I respect this approach. My only concern is that most research has been done for beer and wine. Beer has malt sugars that can be complex and hard for some yeast to ferment. This is where beer yeasts have attenuation ratings as to how much of the malt sugars they can process. Wines generally have higher alcohol by volume (ABV). This is because the grapes have much higher sugar levels and the yeast used is most likely to ferment the sugars found in grapes fully. Grapes don’t have malt sugars like beer. Therefore, wine yeasts don’t really have an attenuation level. It is normally, 100%. Wine yeasts will generally make any hard cider dry because apples don’t have enough sugar to reach alcohol levels that would kill most wine yeasts. If you want a naturally sweet hard cider, what is the answer? There must be yeasts or processes we can follow that will not produce excessive off flavors and leave some residual sweetness. I refuse to believe the only viable solution is to ferment all ciders dry using wine yeast and back sweeten after treating the hard cider with sulfite and sorbate preservatives. That does bring up the questions, how do you know if you have too many fusel alcohols and what do you do with them if you do have too many.

Different yeast impact cider flavors but so does the fermentation environment.
Different yeast impact cider flavors but so does the fermentation environment.

Fusel or high alcohols, which tend to predominantly be amyl alcohols, have a distinct aroma. There are 8 varieties of amyl alcohols but they all contain 5 carbon molecules, 12 Hydrogen molecules, and one oxygen molecule in various configurations. This is different from ethanol’s chemical formula, C2H6O, which has fewer carbons and hydrogen molecules. Amyl alcohols are often used in solvents, which is why the aroma can be one of the key ways to identify them. The other is taste. They tend to have a distinct burning sensation. In small amounts, these aromas and warming sensations can be pleasant and even desirable. In larger amounts, it might seem like you are trying to drink rubbing alcohol or nail polisher remover. You can have a gas chromatograph performed, which will tell you the alcohol types as well as other compounds in your hard cider. However, the equipment needed isn’t cheap and most likely out of reach for most home hard cider makers. The taste and smell method will have to suffice.

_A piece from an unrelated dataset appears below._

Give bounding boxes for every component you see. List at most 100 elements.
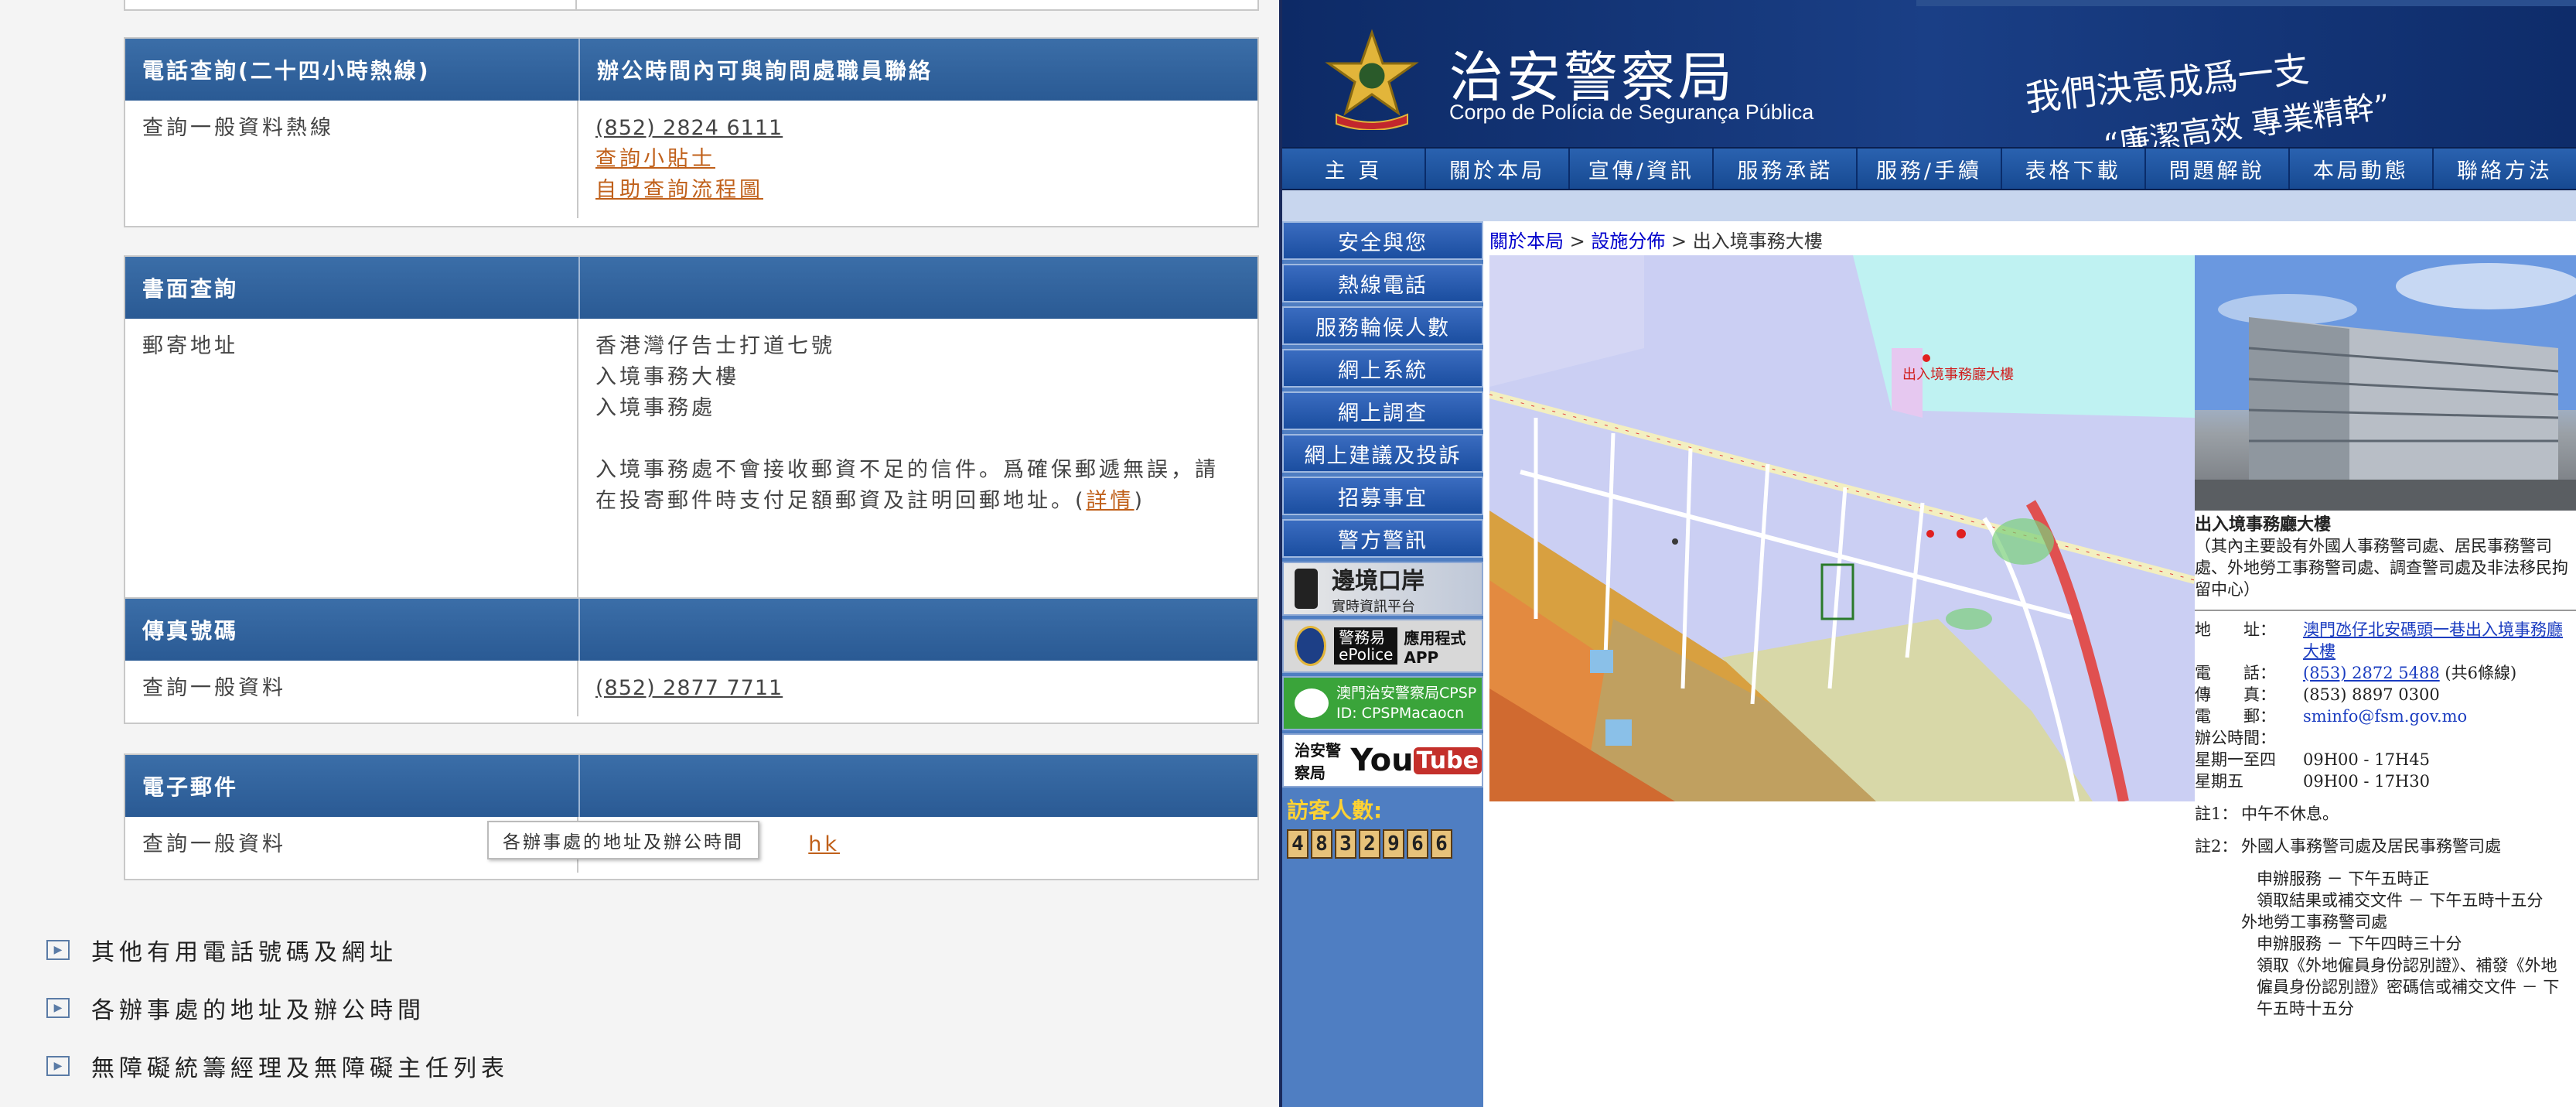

If you have found yourself with a hard cider that smells like solvent and does more than warm your throat, there are some methods to help address these fusel alcohols. The first is the standard fix for many hard cider issues, which is time. Fusel alcohols are slower to be processed by yeasts so allowing your hard cider to age, should give the cider time to help reduce these naturally. They are also more volatile, which should allow them to dissipate if you age them. You can also remove them through carbon filtration. This is how some spirits are prepared and you could use a similar approach with your hard cider if you find your cider smells like solvent or burns your throat as they go down. While there are still scientific debates about whether fusel alcohols cause headaches or not, aging and carbon filtering are still your best two options for headache inducing hard ciders even if they don’t smell like solvent or taste like fire. Other compounds known to cause headaches may be present that time or carbon could also eliminate.

Ultimately, like most things in life, a little of something can add spice and interest to life and fusel alcohols are like that. They can bring some great aromas and sensations to your hard cider but can also quickly overwhelm a cider and may cause headaches. As I often state, your yeast and your fruit are the most important ingredients for determining how your hard cider will turn out. The best way to manage your yeast is to experiment and take good notes. We still have a lot to learn about yeast and how it ferments hard cider.